Нет, фофудья фофудьей, а здравое прозвучало. Стоило собраться хотя бы ради того, чтобы кто-то сказал в мегафон, что виноваты больше всех не те, кто делает аборты, а те, кто их защищает. Или что если у вас в подъезде живет абортмахер, можно не делать вид, что это нормально: точно так же, как если бы в подъезде жил маньяк.

В целом ощутил – явственно, наконец – какое-то растерянное джон-коннорство. Светского пролайфа нет, и его, черт возьми, надо быстро придумать. Я просто не понимаю, для кого весь этот молитвенно-бденный молибденовый каркас. Православные – они и так православные, то есть ни в каком особом тимбилдинге, думаю, не нуждаются, а вот прочие видят в этом только междусобойчики не самой популярной из субкультур. Конечно, хер с ними с теми, кто прогрессивен на всю голову, но ведь это такая же субкультура, которая, однако, лучше умеет растворяться и прикидываться ванильным голосом публики. С Богом нас, может быть, большинство, но, простите за вольность, одно дело большинство, а другое – кворум.

Но вот из Перми, где всё сделали немного по-другому, пишут, что прошло офигенно, именно в плане того, как народ воспринял. Подробностей бы, подробностей.

29 марта 2009 г.

Контент-анализ

Я – ребенок, не родившийся на свет.
Я – безродная душа по кличке Нет.

Третий пеон – размер традиционно балалаечный («вдоль по улице метелица метет»), но допустим, высокого штиля замысел не требует, внушительной интонации – тоже. Однако уже во второй строке автора пробивает на бардовщину. Даже почти на блатняк, если не считать этой клички Нет, типичной подгитарной бессмыслицы, принимаемой за поэтизм. Хорошо, хорошо, не будем вообще разбирать это как стихи: вопрос остается. С чего бы невинно убитому ребенку называть себя безродным носителем клички? «Ночью я родился под забором, урки окрестили меня Вором» – манера совсем иного лиргероя. Который мало того что успел немало хлебнуть, но и сам насовершал неприглядного. Сравним блейковского «Черного мальчика», который говорит, что он черный, но душа его бела – год был 1789, политкорректности не было, и то, в схожей ситуации беря на себя вольность говорить от имени кого-то (условно) бессловесного, Блейк не скатывает лиргероя в самоуничижение. Он признаёт свою обделенность, да, но при этом воздает себе должное по справедливости. Здесь же анонимный автор заставил убитого ребенка комплексовать.

Я – колючий холодок в душе врача.
Узелок, людьми разрубленный сплеча.

Сплеча? Превращение аборта в хирургическое харакири лично я бы только приветствовал, но там на самом деле все медленно, внимательно, сначала одну ручку отрежем, потом другую... Тем не менее, при замене «узелок живой, разрубленный сплеча» двустишие было бы вполне сносным. А так получается противопоставление узелка людям. Ну здрасте, и тут «комок клеток».

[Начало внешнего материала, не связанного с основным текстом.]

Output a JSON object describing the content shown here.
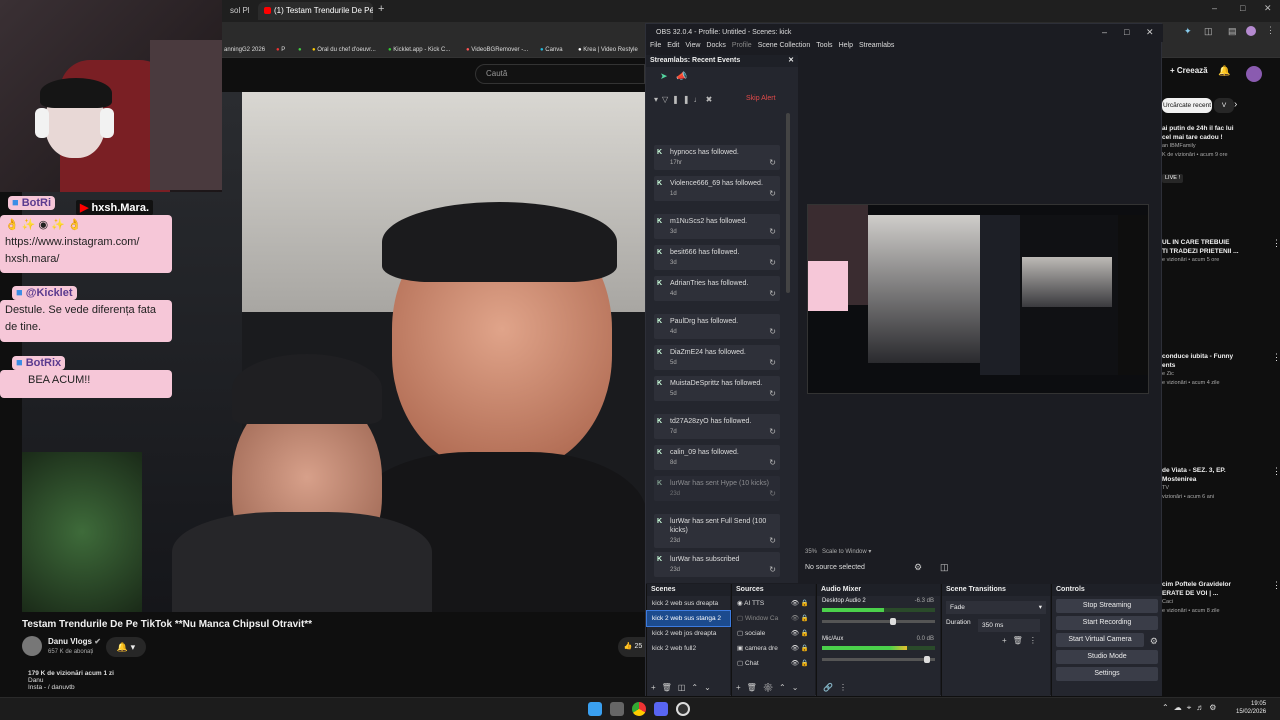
{
  "browser": {
    "tabs": [
      {
        "label": "sol Pl"
      },
      {
        "label": "(1) Testam Trendurile De Pé"
      }
    ],
    "bookmarks": [
      "anningG2 2026",
      "P",
      "Oral du chef d'oeuvr...",
      "Kicklet.app - Kick C...",
      "VideoBGRemover -...",
      "Canva",
      "Krea | Video Restyle"
    ]
  },
  "youtube": {
    "search_placeholder": "Caută",
    "create_label": "Creează",
    "video_title": "Testam Trendurile De Pe TikTok **Nu Manca Chipsul Otravit**",
    "channel_name": "Danu Vlogs",
    "subscribers": "657 K de abonați",
    "views": "179 K de vizionări  acum 1 zi",
    "desc_line1": "Danu",
    "desc_line2": "Insta -  / danuvtb",
    "like_count": "25",
    "chips": [
      "Urcărcate recent",
      "V"
    ],
    "side_videos": [
      {
        "title_1": "ai putin de 24h il fac lui",
        "title_2": "cel mai tare cadou !",
        "channel": "an IBMFamily",
        "meta": "K de vizionări • acum 9 ore",
        "live": "LIVE !"
      },
      {
        "title_1": "UL IN CARE TREBUIE",
        "title_2": "TI TRADEZI PRIETENII ...",
        "channel": "",
        "meta": "e vizionări • acum 5 ore",
        "live": ""
      },
      {
        "title_1": "conduce iubita - Funny",
        "title_2": "ents",
        "channel": "e Zic",
        "meta": "e vizionări • acum 4 zile",
        "live": ""
      },
      {
        "title_1": "de Viata - SEZ. 3, EP.",
        "title_2": "Mostenirea",
        "channel": "TV",
        "meta": "vizionări • acum 6 ani",
        "live": ""
      },
      {
        "title_1": "cim Poftele Gravidelor",
        "title_2": "ERATE DE VOI | ...",
        "channel": "Caci",
        "meta": "e vizionări • acum 8 zile",
        "live": ""
      }
    ]
  },
  "overlay": {
    "badge1": "BotRi",
    "username_tag": "hxsh.Mara.",
    "msg1": "https://www.instagram.com/ hxsh.mara/",
    "badge2": "@Kicklet",
    "msg2": "Destule. Se vede diferența fata de tine.",
    "badge3": "BotRix",
    "msg3": "BEA  ACUM!!"
  },
  "obs": {
    "title": "OBS 32.0.4 - Profile: Untitled - Scenes: kick",
    "menu": [
      "File",
      "Edit",
      "View",
      "Docks",
      "Profile",
      "Scene Collection",
      "Tools",
      "Help",
      "Streamlabs"
    ],
    "events_title": "Streamlabs: Recent Events",
    "skip_alert": "Skip Alert",
    "events": [
      {
        "text": "hypnocs has followed.",
        "time": "17hr"
      },
      {
        "text": "Violence666_69 has followed.",
        "time": "1d"
      },
      {
        "text": "m1NuScs2 has followed.",
        "time": "3d"
      },
      {
        "text": "besit666 has followed.",
        "time": "3d"
      },
      {
        "text": "AdrianTries has followed.",
        "time": "4d"
      },
      {
        "text": "PaulDrg has followed.",
        "time": "4d"
      },
      {
        "text": "DiaZmE24 has followed.",
        "time": "5d"
      },
      {
        "text": "MuistaDeSprittz has followed.",
        "time": "5d"
      },
      {
        "text": "td27A28zyO has followed.",
        "time": "7d"
      },
      {
        "text": "calin_09 has followed.",
        "time": "8d"
      },
      {
        "text": "lurWar has sent Hype (10 kicks)",
        "time": "23d"
      },
      {
        "text": "lurWar has sent Full Send (100 kicks)",
        "time": "23d"
      },
      {
        "text": "lurWar has subscribed",
        "time": "23d"
      },
      {
        "text": "lurWar has sent Hype (10 kicks)",
        "time": ""
      }
    ],
    "zoom": "35%",
    "scale_label": "Scale to Window",
    "no_source": "No source selected",
    "docks": {
      "scenes": "Scenes",
      "sources": "Sources",
      "mixer": "Audio Mixer",
      "transitions": "Scene Transitions",
      "controls": "Controls"
    },
    "scenes": [
      "kick 2 web sus dreapta",
      "kick 2 web sus stanga 2",
      "kick 2 web jos dreapta",
      "kick 2 web full2"
    ],
    "sources": [
      "AI TTS",
      "Window Ca",
      "sociale",
      "camera dre",
      "Chat"
    ],
    "mixer": [
      {
        "name": "Desktop Audio 2",
        "db": "-6.3 dB",
        "level": 0.55
      },
      {
        "name": "Mic/Aux",
        "db": "0.0 dB",
        "level": 0.75
      }
    ],
    "transition": "Fade",
    "duration_label": "Duration",
    "duration_value": "350 ms",
    "controls": [
      "Stop Streaming",
      "Start Recording",
      "Start Virtual Camera",
      "Studio Mode",
      "Settings"
    ]
  },
  "taskbar": {
    "time": "19:05",
    "date": "15/02/2026"
  }
}
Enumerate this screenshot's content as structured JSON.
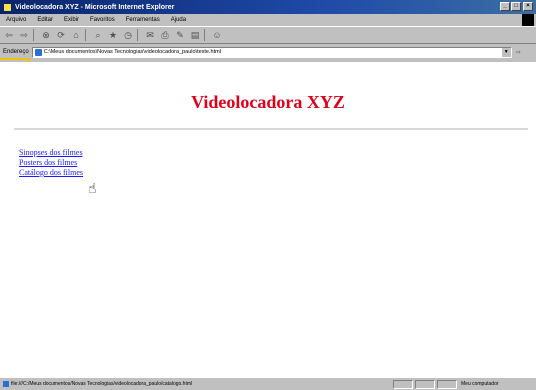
{
  "window": {
    "title": "Videolocadora XYZ - Microsoft Internet Explorer"
  },
  "menubar": {
    "items": [
      "Arquivo",
      "Editar",
      "Exibir",
      "Favoritos",
      "Ferramentas",
      "Ajuda"
    ]
  },
  "addressbar": {
    "label": "Endereço",
    "url": "C:\\Meus documentos\\Novas Tecnologias\\videolocadora_paulo\\teste.html"
  },
  "page": {
    "title": "Videolocadora XYZ",
    "links": [
      "Sinopses dos filmes",
      "Posters dos filmes",
      "Catálogo dos filmes"
    ]
  },
  "statusbar": {
    "text": "file:///C:/Meus documentos/Novas Tecnologias/videolocadora_paulo/catalogo.html",
    "zone": "Meu computador"
  },
  "colors": {
    "title_red": "#e0001a",
    "link_blue": "#1a1aff",
    "titlebar_blue": "#0a246a",
    "accent_yellow": "#f2c200"
  }
}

Пусть же будет вам легко, отец и мать,
Жить, как все, и ничего не понимать.

А вот это уже окончательно превращает агитку в прочойсерскую. На представлении, что «аборты делают все», собственно, держится вся проклятая конструкция. У автора явно вкралось тут христианское желание наставлять заблудших, но вместо этого он благополучно дал детоубийцам общественную санкцию. «Ничего не понимать» – тоже мимо кассы. Делающие аборты как раз слишком много «понимают», воображают себя принимающими трудное ответственное решение – потому что «ребенок должен быть желанным», потому что «распоряжаться своим телом», и прочее токсичное словоблудие.

Все равно я вас люблю сильнее всех,
Даже если вы забыли этот грех.

Слив засчитан. Это уже наглость, в конце концов. Не факт, что абортированные дети, когда б могли, не завывали бы по ночам, не пили кровь родителей и не доводили их до самоубийства. Я бы точно не стал никого прощать. И был бы вправе. А «грех» – смешное слово. Все люди «грешны». Не все – убийцы.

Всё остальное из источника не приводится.